New defensive coordinator Alex Grinch praises the leadership contributions his linebacking corps has gotten from Jeremiah Allison and Kache Palacio this offseason. Those two both played solid 2014 seasons, and they'll be counted on to maintain productivity moving forward as the Cougars work to force more turnovers with a fresh, aggressive mind-set. Linebackers certainly weren't the weak spot of Washington State's defense last season -- 4.1 yards allowed per rush actually ranked the Cougars in the league's top half in that regard -- but the position group will be counted on to turn up the heat in 2015 regardless.
The Huskies have lost a staggering amount of defensive talent. Shaq Thompson, sack master Hau'oli Kikaha, and leading tackler John Timu are all gone. There's a massive amount of productivity to replace, and Travis Feeney is the only starter who has stuck around to help that effort. Cory Littleton, Keishawn Bierria, and Scott Lawyer are among the competing names, but they've yet to make a name for themselves as integral players and they all have big shoes to fill.
The Beavers' defense also faces a major rebuilding process. Several of the team's leading tacklers are gone, creating a scary situation in which Rommel Mageo's 23 tackles from a year ago actually represent significant returning production. Oregon State will need quick production from untested players -- Kyle Haley, Bright Ugwoegbu, and Caleb Saulo are all names to look out for. The recruiting profiles of these underclassmen all suggest that potential is there, but the pressure is on for the results to follow.

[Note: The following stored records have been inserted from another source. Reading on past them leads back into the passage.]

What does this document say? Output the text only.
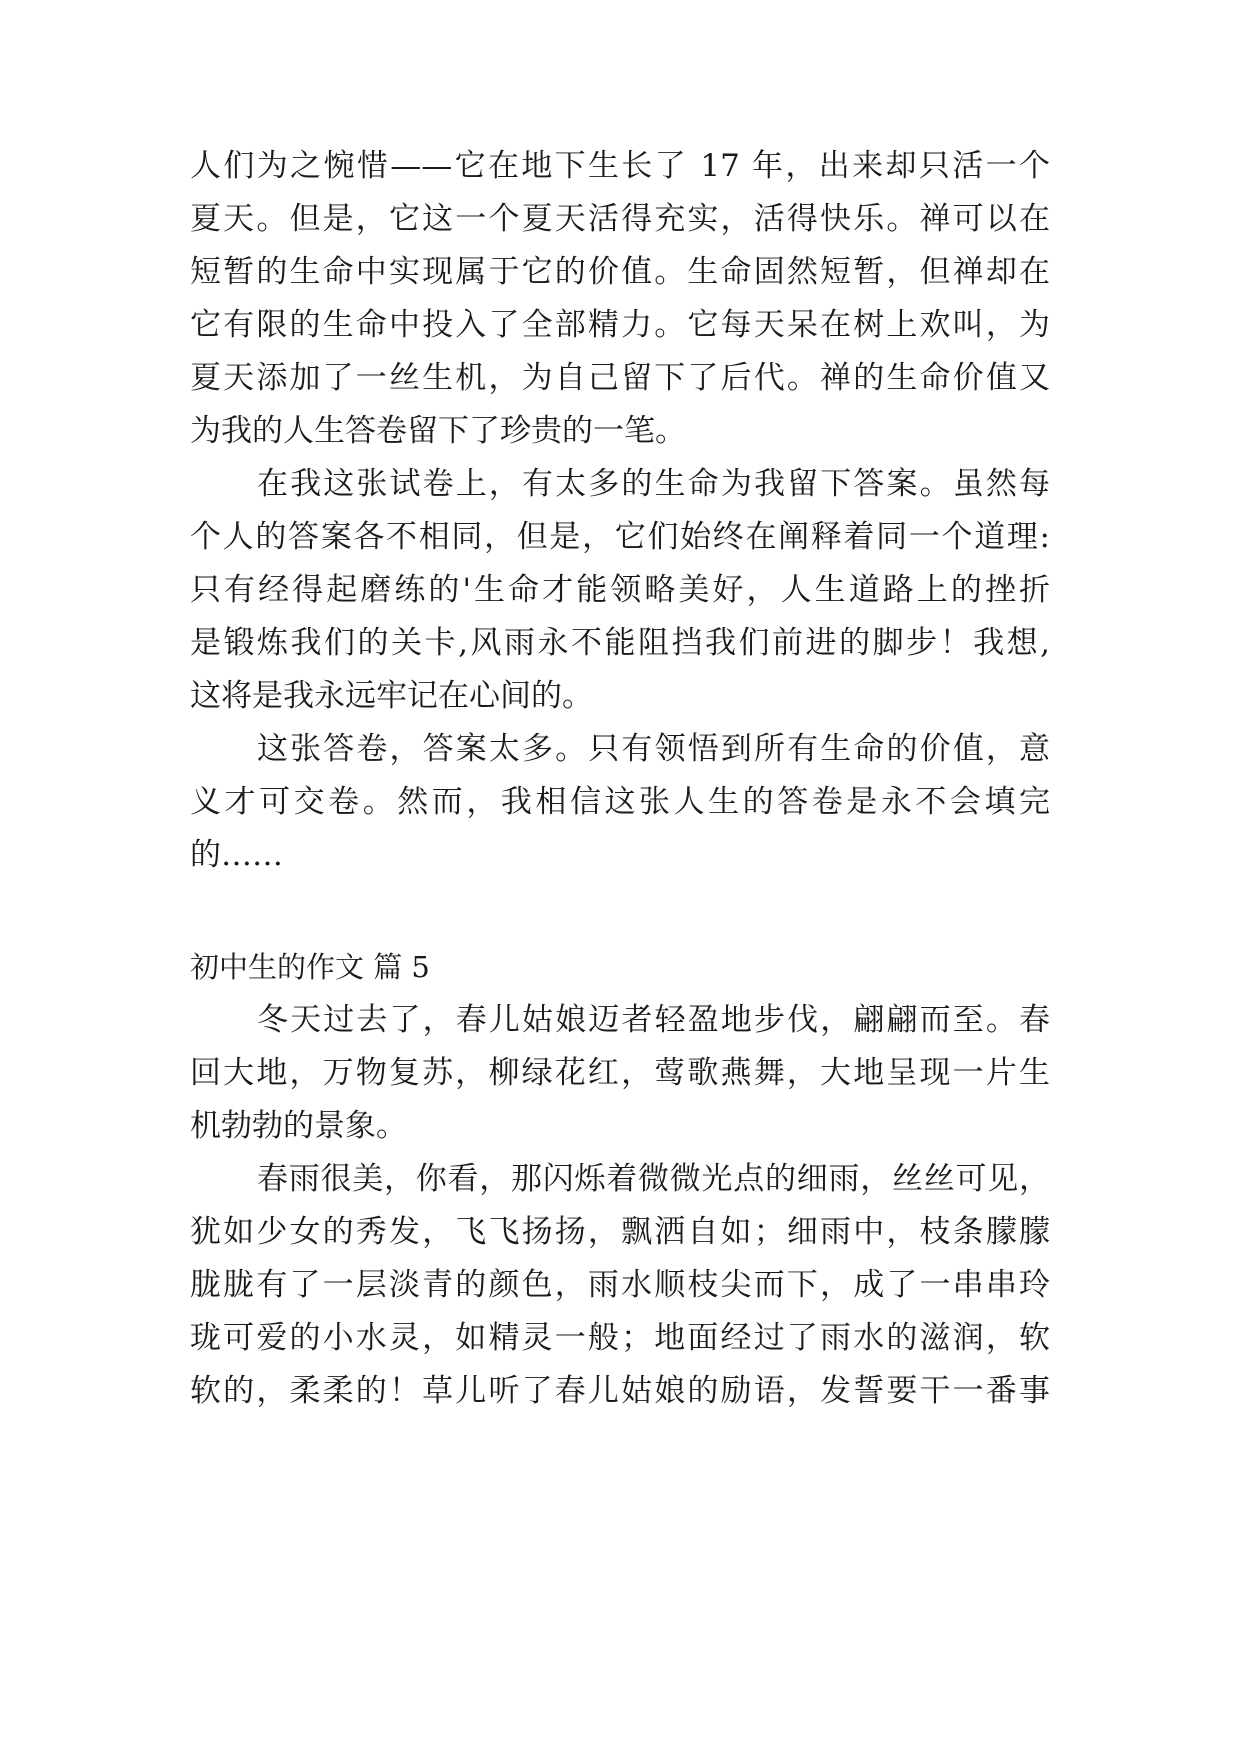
人们为之惋惜——它在地下生长了 17 年，出来却只活一个
夏天。但是，它这一个夏天活得充实，活得快乐。禅可以在
短暂的生命中实现属于它的价值。生命固然短暂，但禅却在
它有限的生命中投入了全部精力。它每天呆在树上欢叫，为
夏天添加了一丝生机，为自己留下了后代。禅的生命价值又
为我的人生答卷留下了珍贵的一笔。
在我这张试卷上，有太多的生命为我留下答案。虽然每
个人的答案各不相同，但是，它们始终在阐释着同一个道理:
只有经得起磨练的'生命才能领略美好，人生道路上的挫折
是锻炼我们的关卡,风雨永不能阻挡我们前进的脚步！我想,
这将是我永远牢记在心间的。
这张答卷，答案太多。只有领悟到所有生命的价值，意
义才可交卷。然而，我相信这张人生的答卷是永不会填完
的……
初中生的作文 篇 5
冬天过去了，春儿姑娘迈者轻盈地步伐，翩翩而至。春
回大地，万物复苏，柳绿花红，莺歌燕舞，大地呈现一片生
机勃勃的景象。
春雨很美，你看，那闪烁着微微光点的细雨，丝丝可见，
犹如少女的秀发，飞飞扬扬，飘洒自如；细雨中，枝条朦朦
胧胧有了一层淡青的颜色，雨水顺枝尖而下，成了一串串玲
珑可爱的小水灵，如精灵一般；地面经过了雨水的滋润，软
软的，柔柔的！草儿听了春儿姑娘的励语，发誓要干一番事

The Buffs may be buoyed by transfer Jaleel Awini, who played quarterback at Air Force before changing programs and positions. He was arguably Colorado's top spring performer and should add a helpful shot of athleticism to a linebacking corps that struggled in 2014. Underclassmen almost entirely comprised Colorado's front seven, and the resulting yardage leaks saw the Buffs allow 5.6 yards per carry, a full yard worse than the next Pac-12 defense. A healthy Addison Gillam can potentially team with Kenneth Olugbode to bring improvement, but the Buffs' linebackers have much work to do after 2014's lackluster performance.